The researchers say using the drug with or without chemotherapy treatments for prostate cancer could prove to be more effective while reducing the level of toxic chemicals needed to fight the disease.
Cholesterol is used to solidify cell membrane structures, and is synthesized by cancer cells for survival as they grow.
Based on the potential for tumors to become resistant to chemotherapy treatments, the researchers looked toward reducing cholesterol in cancer cells as a method of attacking the disease.
"Although tumor cells may initially respond to these therapies, most eventually develop resistance that causes prostate cancer cells to grow and spread," Dr. Salman Hyder, a professor of biomedical sciences at the University of Missouri, said in a press release. "Cholesterol also can contribute to the development of anti-hormone resistance because cholesterol is converted into hormones in tumor cells, therefore, these cholesterol-forming pathways are attractive therapeutic targets for the treatment of prostate cancer."
For the study, published in the journal OncoTargets and Therapy, the researchers tested the compound RO 48-8071 on human prostate cancer cells, finding it reduced cell growth and was shown in later studies to cause cancer cell death.

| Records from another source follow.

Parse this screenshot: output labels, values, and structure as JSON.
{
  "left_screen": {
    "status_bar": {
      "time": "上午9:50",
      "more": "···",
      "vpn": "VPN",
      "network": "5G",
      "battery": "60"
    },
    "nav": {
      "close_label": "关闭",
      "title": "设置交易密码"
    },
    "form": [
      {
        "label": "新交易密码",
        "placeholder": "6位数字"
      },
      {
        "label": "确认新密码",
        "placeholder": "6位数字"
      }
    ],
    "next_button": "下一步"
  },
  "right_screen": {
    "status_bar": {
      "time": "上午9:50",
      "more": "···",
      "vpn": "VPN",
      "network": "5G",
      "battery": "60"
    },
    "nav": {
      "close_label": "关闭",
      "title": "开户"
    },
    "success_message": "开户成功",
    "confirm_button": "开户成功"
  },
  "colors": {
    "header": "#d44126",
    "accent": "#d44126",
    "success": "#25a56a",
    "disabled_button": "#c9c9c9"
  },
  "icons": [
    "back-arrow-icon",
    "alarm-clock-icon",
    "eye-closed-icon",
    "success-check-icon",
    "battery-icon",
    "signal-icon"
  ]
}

When injected into mice with human prostate cells, the compound slowed tumor growth in the rodents, researchers report.
Further studies with the compound need to be conducted, but the researchers said its effects in the lab show potential for another, less toxic method of prostate cancer treatment.
"Often, cancer patients are treated with toxic chemotherapies," Hyder said. "In our study, we focused on reducing the production of cholesterol in cancer cells, which could kill cancer cells and reduce the need for toxic chemotherapy."